C’est le sujet du 2022 de Ross Douthat Premières choses essai, “Une chrétienté plus douce.» Douthat examine l’évolution des influences religieuses au XXe siècle et observe que le « gnosticisme post-protestant » est « l’hégémon religieux » en Amérique. Par hégémon religieux, Douthat entend l’idéologie religieuse qui exerce le plus d’influence et qui se situe au sommet de la hiérarchie culturelle, avec des institutions de contrôle. Le gnosticisme post-protestant a commencé son ascension en douceur, mais il est devenu plus exigeant, comme nous l’avons vu plus haut dans mon analyse de la gauche radicale.
Comment les religions traditionnelles peuvent-elles retrouver leur influence ? Douthat conclut : « Le pouvoir religieux exercé avec sagesse, douceur et indirectement, dans le respect de la liberté et de la diversité et en mettant l’accent d’abord sur la santé interne et le zèle de la foi, peut maintenir un ascendant religieux pendant de nombreuses générations. » Par conséquent, la première chose pour ceux qui appartiennent aux religions traditionnelles est de se concentrer sur la revitalisation interne et la santé. En pratique, cela signifie simplement que les fidèles devraient passer moins de temps en ligne à s’inquiéter de la politique et investir plutôt dans leurs paroisses, synagogues et églises. Cela signifie également une concentration renouvelée sur l’enseignement et la catéchèse, afin que les fidèles puissent faire face à l’immense pression de professer une foi politique plutôt que théologique après avoir quitté leur foyer.
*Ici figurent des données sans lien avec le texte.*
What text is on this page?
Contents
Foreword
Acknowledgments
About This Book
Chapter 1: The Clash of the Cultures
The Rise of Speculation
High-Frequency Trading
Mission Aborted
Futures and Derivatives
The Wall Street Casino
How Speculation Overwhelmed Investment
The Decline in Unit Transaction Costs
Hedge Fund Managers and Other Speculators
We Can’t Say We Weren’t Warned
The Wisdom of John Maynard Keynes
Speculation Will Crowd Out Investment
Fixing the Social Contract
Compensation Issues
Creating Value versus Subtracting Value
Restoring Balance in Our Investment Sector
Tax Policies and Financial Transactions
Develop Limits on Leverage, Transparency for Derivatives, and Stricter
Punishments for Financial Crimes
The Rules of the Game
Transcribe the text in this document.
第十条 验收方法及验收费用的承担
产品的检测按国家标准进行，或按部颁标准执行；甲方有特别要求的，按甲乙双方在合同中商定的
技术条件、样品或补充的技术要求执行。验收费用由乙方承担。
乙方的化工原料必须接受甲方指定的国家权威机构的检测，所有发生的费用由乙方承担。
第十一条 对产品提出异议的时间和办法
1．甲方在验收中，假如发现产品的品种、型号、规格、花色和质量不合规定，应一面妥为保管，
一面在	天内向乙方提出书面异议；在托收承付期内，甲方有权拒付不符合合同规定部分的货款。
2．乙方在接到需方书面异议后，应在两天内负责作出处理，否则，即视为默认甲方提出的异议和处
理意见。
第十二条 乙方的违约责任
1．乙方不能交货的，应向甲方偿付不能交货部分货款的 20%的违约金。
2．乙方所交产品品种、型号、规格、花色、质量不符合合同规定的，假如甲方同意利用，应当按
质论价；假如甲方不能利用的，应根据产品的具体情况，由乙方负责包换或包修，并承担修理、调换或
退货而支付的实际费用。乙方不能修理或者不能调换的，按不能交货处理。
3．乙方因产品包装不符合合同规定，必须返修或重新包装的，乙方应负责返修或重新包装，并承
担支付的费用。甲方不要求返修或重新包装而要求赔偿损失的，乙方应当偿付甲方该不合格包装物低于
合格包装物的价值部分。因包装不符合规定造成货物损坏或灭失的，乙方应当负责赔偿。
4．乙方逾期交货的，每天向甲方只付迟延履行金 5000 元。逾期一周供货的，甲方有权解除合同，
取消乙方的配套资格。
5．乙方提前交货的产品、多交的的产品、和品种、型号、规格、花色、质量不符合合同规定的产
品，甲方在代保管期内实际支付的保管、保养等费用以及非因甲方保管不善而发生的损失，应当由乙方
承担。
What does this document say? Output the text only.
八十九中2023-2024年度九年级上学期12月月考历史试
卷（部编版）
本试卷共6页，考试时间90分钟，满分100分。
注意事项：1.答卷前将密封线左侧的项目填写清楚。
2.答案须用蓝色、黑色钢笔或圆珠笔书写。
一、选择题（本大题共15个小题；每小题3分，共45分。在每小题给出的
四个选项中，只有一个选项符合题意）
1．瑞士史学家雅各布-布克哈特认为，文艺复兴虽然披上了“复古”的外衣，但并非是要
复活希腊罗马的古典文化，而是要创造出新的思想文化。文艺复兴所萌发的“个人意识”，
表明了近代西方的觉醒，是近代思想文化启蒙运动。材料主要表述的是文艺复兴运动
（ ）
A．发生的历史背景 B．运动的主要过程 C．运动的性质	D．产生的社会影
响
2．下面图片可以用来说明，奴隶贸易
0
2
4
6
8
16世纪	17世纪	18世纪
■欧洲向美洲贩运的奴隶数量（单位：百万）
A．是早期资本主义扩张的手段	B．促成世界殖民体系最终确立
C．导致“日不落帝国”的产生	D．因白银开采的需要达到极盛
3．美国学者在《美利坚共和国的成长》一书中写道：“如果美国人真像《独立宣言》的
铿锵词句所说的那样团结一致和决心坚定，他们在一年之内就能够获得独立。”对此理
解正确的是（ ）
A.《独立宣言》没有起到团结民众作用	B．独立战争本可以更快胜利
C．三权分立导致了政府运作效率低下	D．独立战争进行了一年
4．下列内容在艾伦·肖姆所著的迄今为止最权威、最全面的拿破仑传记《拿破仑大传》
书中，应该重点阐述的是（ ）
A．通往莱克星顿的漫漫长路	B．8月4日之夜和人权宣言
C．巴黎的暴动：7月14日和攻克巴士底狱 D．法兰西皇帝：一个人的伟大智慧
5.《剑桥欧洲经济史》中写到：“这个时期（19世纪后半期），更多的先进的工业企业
Mais donner la priorité à la santé interne ne signifie pas se retirer de la place publique. Dans certains cas, un pouvoir sage, doux et indirect peut ressembler à la création d’institutions parallèles – par exemple, la création d’institutions parallèles. écoles religieuses à charte exister aux côtés des écoles publiques. Dans d’autres cas, il s’agira d’essayer d’empêcher les opinions politiques extrémistes de remodeler des institutions socialement importantes telles que la médecine, le droit et l’enseignement supérieur. Mais encore une fois, rechercher le « soft power » pour les religions ne signifie pas rechercher le pouvoir de l’État, ni même l’influence des institutions privées pour chasser la dissidence ou forcer un accord. Cela signifie simplement créer intentionnellement les conditions nécessaires à l’épanouissement des religions authentiques sans chercher à dominer ceux qui diffèrent.
La religiosité relèvera la tête d’une manière ou d’une autre. Si vous êtes religieux, vous avez parié votre vie sur des affirmations particulières et exclusives sur qui est Dieu, dans quel genre de monde nous vivons et quel genre de créatures nous sommes. Ces enjeux sont incroyablement élevés, et les communautés politiques sensées protégeront avec vigilance le sacré de l’empiétement de la politique.